| I am surprised to see you compare the OS X and Windows experiences. They seem completely dissimilar to me. With Windows, it seems like every little thing needs some complex installer procedure that splats files all over the system. Every program needs dozens of DLLs, and the only way to get rid of it is to run an uninstaller that hopefully remembers everything it created, and even more hopefully doesn't break anything else on your machine. With Mac OS X, there's generally no installation process at all. You download the app, and you put it where you want it to go, and then you run it, and that's it. Nothing goes anywhere and you don't need any special process to manage it. The experience I've had on Ubuntu is sort of midway between these.
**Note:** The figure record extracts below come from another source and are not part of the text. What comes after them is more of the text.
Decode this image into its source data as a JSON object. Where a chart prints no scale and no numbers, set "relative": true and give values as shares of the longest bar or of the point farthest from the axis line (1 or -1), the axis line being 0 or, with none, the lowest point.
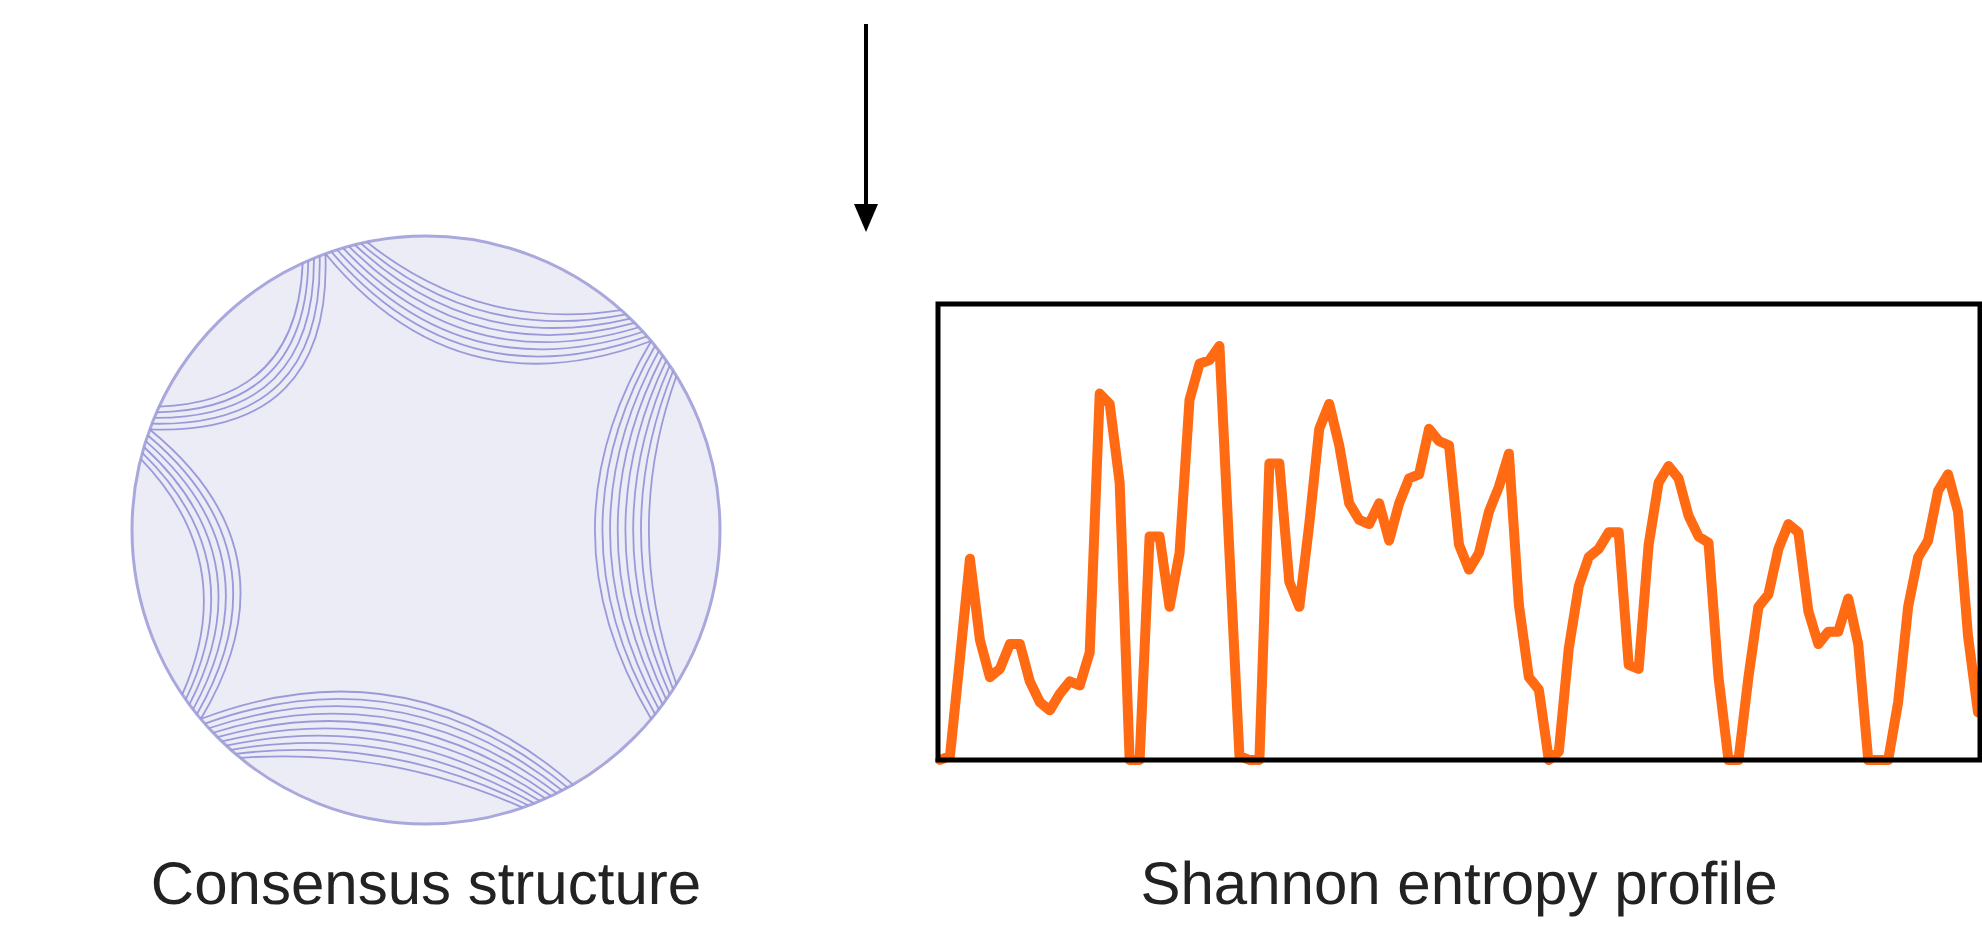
{
  "chart_data": {
    "type": "line",
    "relative": true,
    "xlabel": "Shannon entropy profile",
    "annotations": [
      "Consensus structure"
    ],
    "categories": [
      null,
      null,
      null,
      null,
      null,
      null,
      null,
      null,
      null,
      null,
      null,
      null,
      null,
      null,
      null,
      null,
      null,
      null,
      null,
      null,
      null,
      null,
      null,
      null,
      null,
      null,
      null,
      null,
      null,
      null,
      null,
      null,
      null,
      null,
      null,
      null,
      null,
      null,
      null,
      null,
      null,
      null,
      null,
      null,
      null,
      null,
      null,
      null,
      null,
      null,
      null,
      null,
      null,
      null,
      null,
      null,
      null,
      null,
      null,
      null,
      null,
      null,
      null,
      null,
      null,
      null,
      null,
      null,
      null,
      null,
      null,
      null,
      null,
      null,
      null,
      null,
      null,
      null,
      null,
      null,
      null,
      null,
      null,
      null,
      null,
      null,
      null,
      null,
      null,
      null,
      null,
      null,
      null,
      null,
      null,
      null,
      null,
      null,
      null,
      null,
      null,
      null,
      null,
      null,
      null
    ],
    "series": [
      {
        "color": "#ff6a13",
        "values": [
          0,
          0.01,
          0.245,
          0.486,
          0.29,
          0.2,
          0.22,
          0.28,
          0.28,
          0.19,
          0.14,
          0.12,
          0.16,
          0.19,
          0.18,
          0.26,
          0.885,
          0.86,
          0.67,
          0,
          0,
          0.54,
          0.54,
          0.37,
          0.5,
          0.87,
          0.957,
          0.966,
          1,
          0.5,
          0.01,
          0,
          0,
          0.716,
          0.716,
          0.43,
          0.37,
          0.57,
          0.8,
          0.86,
          0.76,
          0.62,
          0.58,
          0.57,
          0.62,
          0.53,
          0.62,
          0.68,
          0.69,
          0.8,
          0.77,
          0.76,
          0.52,
          0.46,
          0.5,
          0.6,
          0.66,
          0.74,
          0.375,
          0.2,
          0.17,
          0,
          0.02,
          0.27,
          0.42,
          0.49,
          0.51,
          0.55,
          0.55,
          0.23,
          0.22,
          0.52,
          0.67,
          0.71,
          0.68,
          0.59,
          0.54,
          0.525,
          0.2,
          0,
          0,
          0.2,
          0.37,
          0.4,
          0.51,
          0.57,
          0.55,
          0.36,
          0.28,
          0.31,
          0.31,
          0.39,
          0.28,
          0,
          0,
          0,
          0.14,
          0.37,
          0.49,
          0.53,
          0.65,
          0.69,
          0.6,
          0.3,
          0.115
        ]
      }
    ]
  }
}
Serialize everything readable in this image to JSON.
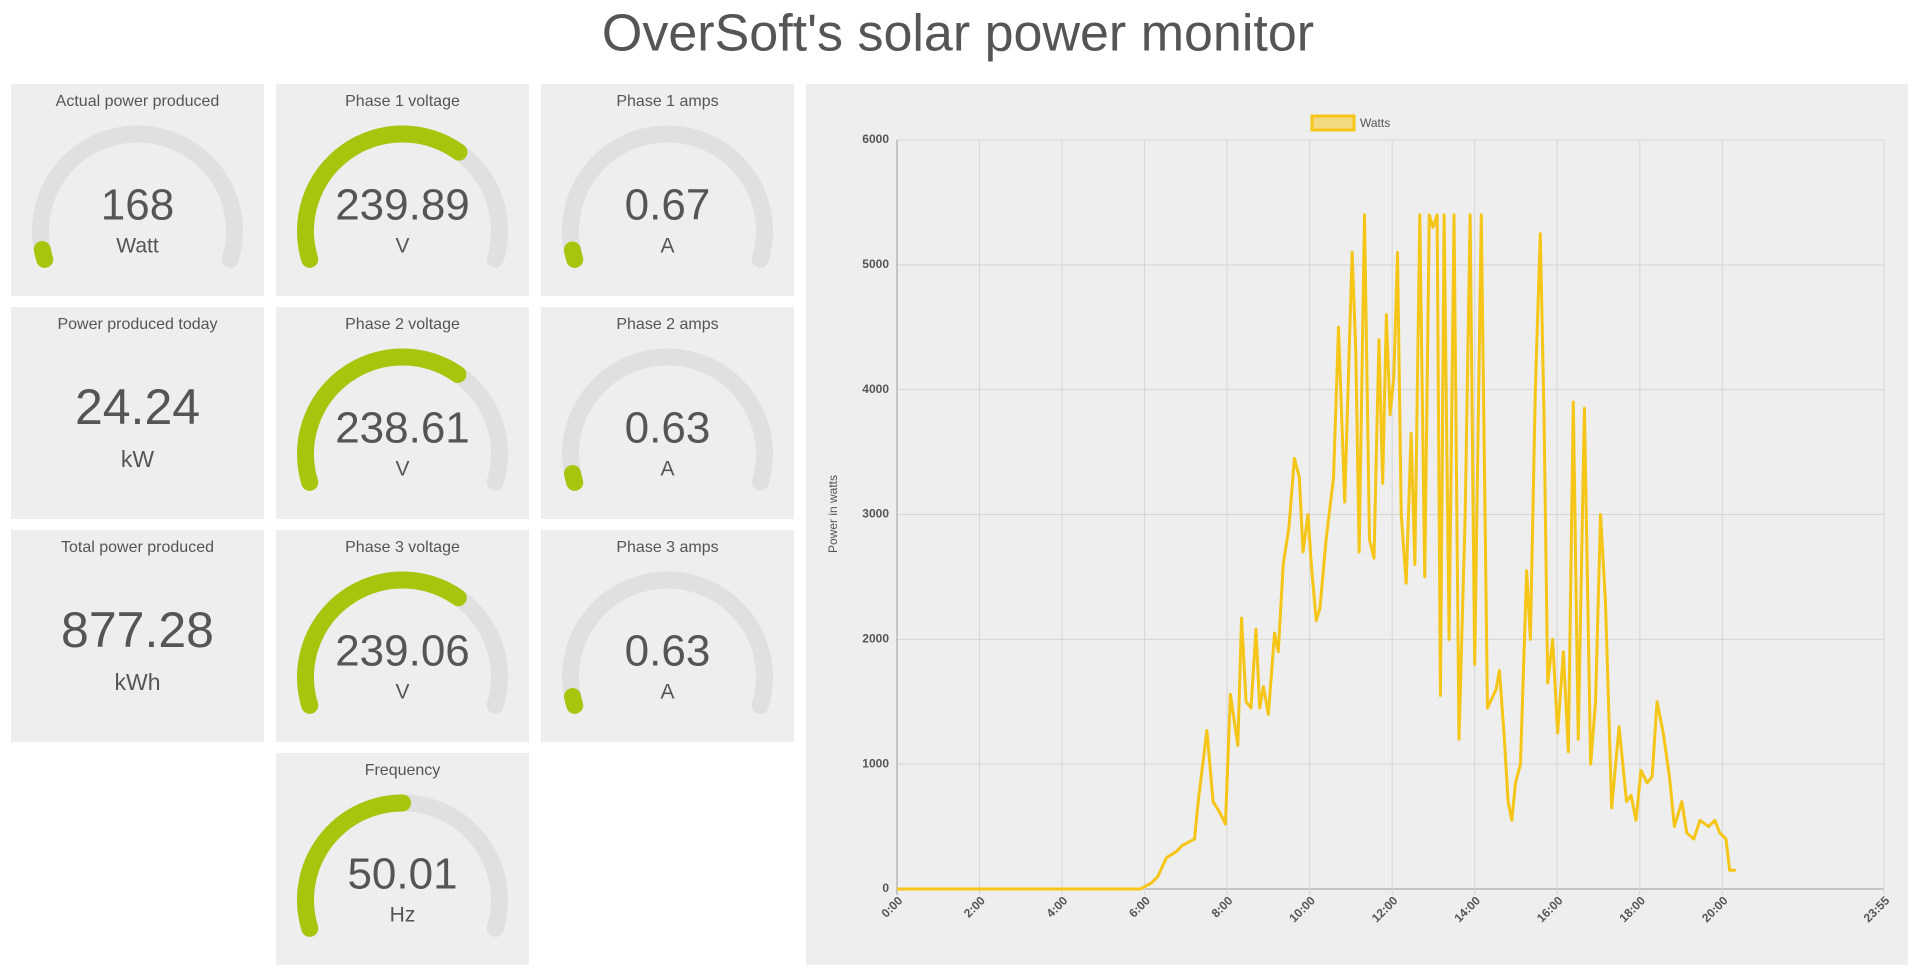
{
  "header": {
    "title": "OverSoft's solar power monitor"
  },
  "tiles": [
    {
      "label": "Actual power produced",
      "value": 168,
      "unit": "Watt",
      "gauge": {
        "min": 0,
        "max": 6000
      }
    },
    {
      "label": "Phase 1 voltage",
      "value": 239.89,
      "unit": "V",
      "gauge": {
        "min": 0,
        "max": 360
      }
    },
    {
      "label": "Phase 1 amps",
      "value": 0.67,
      "unit": "A",
      "gauge": {
        "min": 0,
        "max": 25
      }
    },
    {
      "label": "Power produced today",
      "value": 24.24,
      "unit": "kW"
    },
    {
      "label": "Phase 2 voltage",
      "value": 238.61,
      "unit": "V",
      "gauge": {
        "min": 0,
        "max": 360
      }
    },
    {
      "label": "Phase 2 amps",
      "value": 0.63,
      "unit": "A",
      "gauge": {
        "min": 0,
        "max": 25
      }
    },
    {
      "label": "Total power produced",
      "value": 877.28,
      "unit": "kWh"
    },
    {
      "label": "Phase 3 voltage",
      "value": 239.06,
      "unit": "V",
      "gauge": {
        "min": 0,
        "max": 360
      }
    },
    {
      "label": "Phase 3 amps",
      "value": 0.63,
      "unit": "A",
      "gauge": {
        "min": 0,
        "max": 25
      }
    },
    {
      "label": "Frequency",
      "value": 50.01,
      "unit": "Hz",
      "gauge": {
        "min": 0,
        "max": 100
      }
    }
  ],
  "chart_data": {
    "type": "line",
    "y_label": "Power in watts",
    "x": [
      0,
      5.9,
      6.17,
      6.32,
      6.53,
      6.77,
      6.92,
      7.21,
      7.3,
      7.51,
      7.66,
      7.81,
      7.96,
      8.08,
      8.26,
      8.35,
      8.46,
      8.58,
      8.7,
      8.79,
      8.88,
      9.0,
      9.15,
      9.24,
      9.36,
      9.5,
      9.63,
      9.75,
      9.84,
      9.96,
      10.04,
      10.16,
      10.25,
      10.4,
      10.58,
      10.7,
      10.85,
      11.03,
      11.12,
      11.2,
      11.33,
      11.45,
      11.56,
      11.68,
      11.77,
      11.86,
      11.95,
      12.04,
      12.13,
      12.22,
      12.34,
      12.46,
      12.55,
      12.67,
      12.79,
      12.9,
      12.99,
      13.09,
      13.17,
      13.26,
      13.38,
      13.5,
      13.62,
      13.77,
      13.89,
      14.0,
      14.16,
      14.31,
      14.52,
      14.6,
      14.72,
      14.81,
      14.9,
      14.99,
      15.11,
      15.26,
      15.35,
      15.47,
      15.59,
      15.68,
      15.77,
      15.89,
      16.01,
      16.15,
      16.27,
      16.39,
      16.51,
      16.66,
      16.81,
      16.93,
      17.05,
      17.17,
      17.32,
      17.5,
      17.68,
      17.79,
      17.91,
      18.03,
      18.18,
      18.3,
      18.42,
      18.57,
      18.72,
      18.84,
      19.02,
      19.14,
      19.31,
      19.46,
      19.67,
      19.82,
      19.94,
      20.09,
      20.18,
      20.33
    ],
    "series": [
      {
        "name": "Watts",
        "color": "#f5c518",
        "values": [
          0,
          0,
          50,
          100,
          250,
          300,
          350,
          400,
          700,
          1270,
          700,
          620,
          520,
          1560,
          1150,
          2170,
          1500,
          1450,
          2080,
          1450,
          1620,
          1400,
          2050,
          1900,
          2600,
          2900,
          3450,
          3300,
          2700,
          3000,
          2600,
          2150,
          2250,
          2800,
          3300,
          4500,
          3100,
          5100,
          4300,
          2700,
          5400,
          2800,
          2650,
          4400,
          3250,
          4600,
          3800,
          4100,
          5100,
          3000,
          2450,
          3650,
          2600,
          5400,
          2500,
          5400,
          5300,
          5400,
          1550,
          5400,
          2000,
          5400,
          1200,
          3000,
          5400,
          1800,
          5400,
          1450,
          1600,
          1750,
          1200,
          700,
          550,
          850,
          1000,
          2550,
          2000,
          4000,
          5250,
          3800,
          1650,
          2000,
          1250,
          1900,
          1100,
          3900,
          1200,
          3850,
          1000,
          1500,
          3000,
          2300,
          650,
          1300,
          700,
          750,
          550,
          950,
          850,
          900,
          1500,
          1250,
          900,
          500,
          700,
          450,
          400,
          550,
          500,
          550,
          450,
          400,
          150,
          150
        ]
      }
    ],
    "xlim": [
      0,
      23.92
    ],
    "xticks": [
      {
        "value": 0,
        "label": "0:00"
      },
      {
        "value": 2,
        "label": "2:00"
      },
      {
        "value": 4,
        "label": "4:00"
      },
      {
        "value": 6,
        "label": "6:00"
      },
      {
        "value": 8,
        "label": "8:00"
      },
      {
        "value": 10,
        "label": "10:00"
      },
      {
        "value": 12,
        "label": "12:00"
      },
      {
        "value": 14,
        "label": "14:00"
      },
      {
        "value": 16,
        "label": "16:00"
      },
      {
        "value": 18,
        "label": "18:00"
      },
      {
        "value": 20,
        "label": "20:00"
      },
      {
        "value": 23.92,
        "label": "23:55"
      }
    ],
    "ylim": [
      0,
      6000
    ],
    "yticks": [
      0,
      1000,
      2000,
      3000,
      4000,
      5000,
      6000
    ],
    "grid": true,
    "legend": "top"
  }
}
There's a complex installation process, and everything has to deal with it, and shit gets plastered all over your machine and there's no way you can keep track of it all, but at least things generally mostly work most of the time. But really: why manage complexity when you can do away with it? |
You're speaking of apt/packaging like it's a bad thing, when it's awesome. Want to download a new OSX or Win app? Open your browser, hunt it down, in the case of Win, figure out if you can trust the site, download it, open the downloaded item and do the install dance, and then have it stay sessile on your system, never updated... unless it has its own phone-home system - and now you have more crap on your system.
Want to install a package with package management? It takes literally seconds plus download time. Package management systems are all about doing away with managing complexity.